Too Hot? I Think Not: Prepping to Race in the Heat
You may be familiar with altitude training. Elite athletes often go several thousand feet above sea level to where the air has less oxygen in order to increase their red blood cell count. This helps to maximize oxygen consumption which gives them an advantage when they compete at sea level. This is common practice for many professional athletes. But, have you ever heard of heat training? It’s a somewhat newer concept although yogis have been doing it for some time.
Hot yoga and gyms such as the HotWorx chain, which offers virtual workouts in what is essentially a large sauna, are centered around heat training. Some believe that working out in the heat will increase your metabolism. Although this theory is not fully proven yet, there are some universally recognized benefits to training in the heat. Here are some tips on how to best prepare for your next hot-weather race.
Obviously when you exercise in hot temperatures, you will sweat. While not everyone likes the idea of being a heavy sweat-er, sweating can actually help you perform better. If you run in the heat (for about two weeks), your body will learn to expect heat.
This expectation will cause your body to begin sweating sooner than it normally would have. This is our natural cooling system. As the perspiration evaporates from your skin, it cools your body temperature. Sweating sooner can keep you cooler in the long run. (Pun intended.) Your body expects the heat, cools itself from the get go, and enables you to run farther, faster in hotter weather.
Go at High Noon
The sun is the hottest between noon and 3pm. It would, therefore, seem logical to hit the pavement or track early in the morning or late in the evening. This is what most runners do. However, if you’re training to race in hot weather, you better strap on those running shoes at lunch time. Running when the sun is at its peak forces your body to start heat acclimation. You will not want to run far or fast, but doing some training runs in these temperatures will make race day feel like a breeze.
Running in the heat for roughly ten days will increase the plasma volume in your blood. Plasma transports vital elements to your cells. More plasma allows nutrients to flow to your muscles faster and more efficiently. If you legs feel heavy in the heat, it’s because the blood is being used to cool your body temperature. If, however, your body acclimates to heat and sustains more plasma volume, blood can get to those legs and keep them pumping even in high temperatures.
Embrace Your Slow Side
There is a scale known as the “Rate of Perceived Exertion.” This scale (either from 6-20 or 1-10 depending on which model you use) rates how much physical stress, or exertion, you’re putting forth during any given activity. At its simplest, a 1 on the scale is experienced during very light activity and a 10 is during maximum effort. Runners prepping for a race generally hit 2-8 during their training. If you train in the heat, however, you will find that your rate of perceived exertion elevates. Running at a 3 in 50 degrees could feel like you’re at a 5 in 80 degrees.
Shorter, slower runs in the heat can provide similar levels of exertion and exhaustion as longer, faster runs in cooler weather. The best piece of heat training advice I received from a trainer is to give up looking at your pace-per-mile and just run for time. She said 45 minutes of slower mileage in the heat provides the same benefits as 45 minutes of running in cooler weather. So slow down and enjoy the sweat.
Drink Early. Drink Often.
As runners, we all know that we need to hydrate. It is engrained in our heads since our first race. Running in the heat obviously requires more hydration than running in cooler weather since you’re losing more water through sweat. Here are two things to keep in mind when prepping for a hot weather race:
First, you must pre-hydrate. This does not mean drinking right before you race or run. This hydration starts days before an event. You’ll want to increase your water intake up to three days before the big race. Not only should you plan to drink more water than you normally do, you will also have to plan to replace water loss if you drink anything caffeinated or alcoholic during that time. One cup of coffee = two glasses of water. One glass of wine = two glasses of water. You get the idea. To monitor your hydration, you can simply check out the color of your urine. Bright yellow urine means you need to drink more.

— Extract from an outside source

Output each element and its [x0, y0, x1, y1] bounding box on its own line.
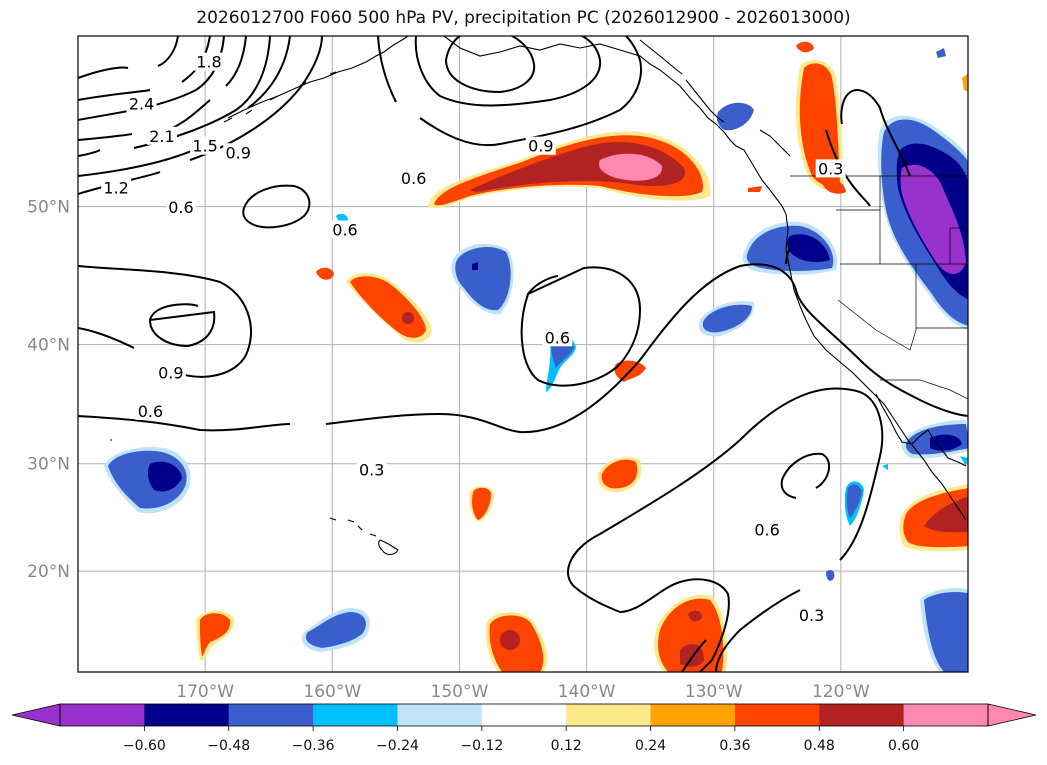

Secondarily, you need to up your sodium intake. The body needs to not only hydrate, but it needs to hold on to some of this hydration. Sodium will do this for you. It will also make you want to drink more. If you look at the ingredients of popular sports drinks, you will find that they have a high sodium content. The electrolytes that can be built up and stored during the pre-race days are vital for a hot run. Sports drinks are often too sugary but they can be diluted. I recommend a 3-to-1 ratio of water-to-sports drink as a good rule of thumb. I alternate between drinking this mix and drinking plain water in the days before a hot race. If you need a quick way to up your sodium intake, you can also look into purchasing salt tablets.
Don’t let the temperature be the deciding factor on if you can sign up for that hot-weather race. If you want to tackle a summer run, there are ways to do it safely. Although running in the heat is strenuous and challenging, if you are prepared for it, you can conquer those miles. And who knows? You may even find that you like the extra challenge.